Au sein de ce stage, l’auteur va exprimer sa perception des violences conjugales. Nous travaillons, avec lui, sur la définition des violences conjugales et sur ses conséquences pénales et sociales. Très souvent, dès lors qu’il n’y a pas eu un échange de coups, certaines personnes n’intègrent pas le fait comme une violence.

Nous travaillons à partir d’outils, dont notamment des vidéos mises à notre disposition par la Mission interministérielle pour la protection des femmes contre les violences et la lutte contre la traite des êtres humains (MIPROF). Ces films permettent d’évoquer plusieurs sujets tels que l’emprise et ses conséquences sur l’enfant. Il y a, par exemple, ces vidéos – « Tom et Léna » ou « La tasse de thé » – à propos de la notion de consentement. Ensuite, nous abordons la question de la gestion des émotions ainsi que de la manière d’agir lorsqu’on se trouve débordé émotionnellement.

Enfin, dans le cadre de ces stages, nous sollicitons également les associations d’aide aux victimes pour faire des interventions. Ainsi, la parole des victimes peut être portée face aux auteurs de violences conjugales.

AJ : Comment réussissez-vous à évaluer l’impact de vos stages sur les personnes suivies ?
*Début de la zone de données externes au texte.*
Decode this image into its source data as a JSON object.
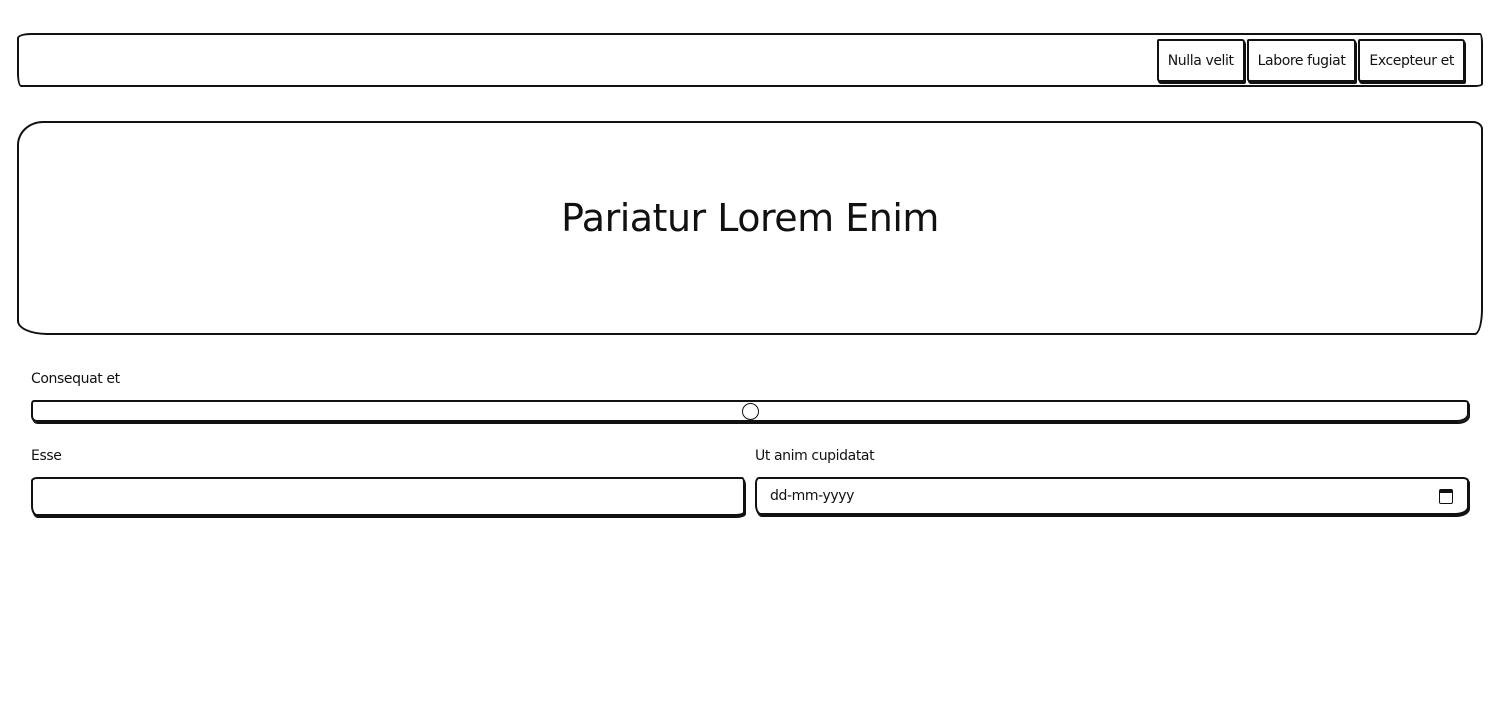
{
  "nav": {
    "buttons": [
      "Nulla velit",
      "Labore fugiat",
      "Excepteur et"
    ]
  },
  "hero": {
    "title": "Pariatur Lorem Enim"
  },
  "slider": {
    "label": "Consequat et",
    "value_fraction": 0.5
  },
  "form": {
    "text_field": {
      "label": "Esse",
      "value": ""
    },
    "date_field": {
      "label": "Ut anim cupidatat",
      "placeholder": "dd-mm-yyyy",
      "icon": "calendar-icon"
    }
  }
}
O.D. : D’abord, le premier critère est l’évaluation faite par les personnes, après leur stage. Ces évaluations individuelles de chacun sont très positives. Certains auteurs de violences auraient aimé effectuer ce stage avant, en termes de prévention. Pour les personnes venant de l’étranger, il y a une forme d’acculturation aux coutumes et aux lois françaises, qui ne sont pas forcément les mêmes que dans d’autres pays. Malheureusement, nous n’avons pas de statistiques sur la réitération des personnes. Nous pouvons nous faire une idée si nous recroisons des participants à un stage précédent, dans le cadre d’un contrôle judiciaire en récidive. Aujourd’hui, ce n’est pas le cas ; nous ne retrouvons pas cette situation. C’est donc plutôt positif, sur ce critère.
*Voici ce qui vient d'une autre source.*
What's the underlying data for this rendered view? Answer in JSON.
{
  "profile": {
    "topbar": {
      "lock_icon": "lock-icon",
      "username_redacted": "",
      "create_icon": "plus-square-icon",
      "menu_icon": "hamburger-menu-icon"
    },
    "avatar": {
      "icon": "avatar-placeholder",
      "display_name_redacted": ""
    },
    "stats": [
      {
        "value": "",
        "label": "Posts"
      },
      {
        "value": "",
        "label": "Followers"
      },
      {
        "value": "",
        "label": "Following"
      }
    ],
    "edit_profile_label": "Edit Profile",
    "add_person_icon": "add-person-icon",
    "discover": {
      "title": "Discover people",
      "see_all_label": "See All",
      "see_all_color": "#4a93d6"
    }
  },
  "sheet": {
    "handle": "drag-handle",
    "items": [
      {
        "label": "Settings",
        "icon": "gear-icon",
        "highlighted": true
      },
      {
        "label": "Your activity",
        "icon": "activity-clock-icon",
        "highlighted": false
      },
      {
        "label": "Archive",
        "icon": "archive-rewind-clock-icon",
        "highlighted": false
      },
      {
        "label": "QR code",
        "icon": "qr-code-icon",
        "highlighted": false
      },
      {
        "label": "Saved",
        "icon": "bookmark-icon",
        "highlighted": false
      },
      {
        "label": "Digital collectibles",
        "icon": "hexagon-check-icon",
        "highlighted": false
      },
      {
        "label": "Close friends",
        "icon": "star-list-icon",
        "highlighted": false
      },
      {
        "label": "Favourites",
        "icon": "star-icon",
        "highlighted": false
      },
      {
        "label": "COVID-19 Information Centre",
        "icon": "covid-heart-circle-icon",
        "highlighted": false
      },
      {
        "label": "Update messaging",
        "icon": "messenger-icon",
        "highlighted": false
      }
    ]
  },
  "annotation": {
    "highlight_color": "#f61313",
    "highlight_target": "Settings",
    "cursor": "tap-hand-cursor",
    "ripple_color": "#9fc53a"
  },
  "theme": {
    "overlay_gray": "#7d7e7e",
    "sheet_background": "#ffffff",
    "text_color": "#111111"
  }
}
AJ : Globalement, quels sont les objectifs de votre association ?

O.D. : Notre vocation est de concourir à une forme de justice humaine, à travers des peines individualisées pour chacun. Il ne faut pas prononcer des mesures de manière systématique, sans que celles-ci n’aient de sens pour les personnes. L’intervention de la justice doit être incarnée. Les décisions judiciaires doivent être comprises par les prévenus et faire sens pour eux et dans leur parcours de vie ; elles ne doivent donc pas se contenter d’être des sanctions pénales, sans éducation et sans prévention. C’est ce qui permet, à plus long terme, de mettre fin à des comportements inadaptés et illégaux.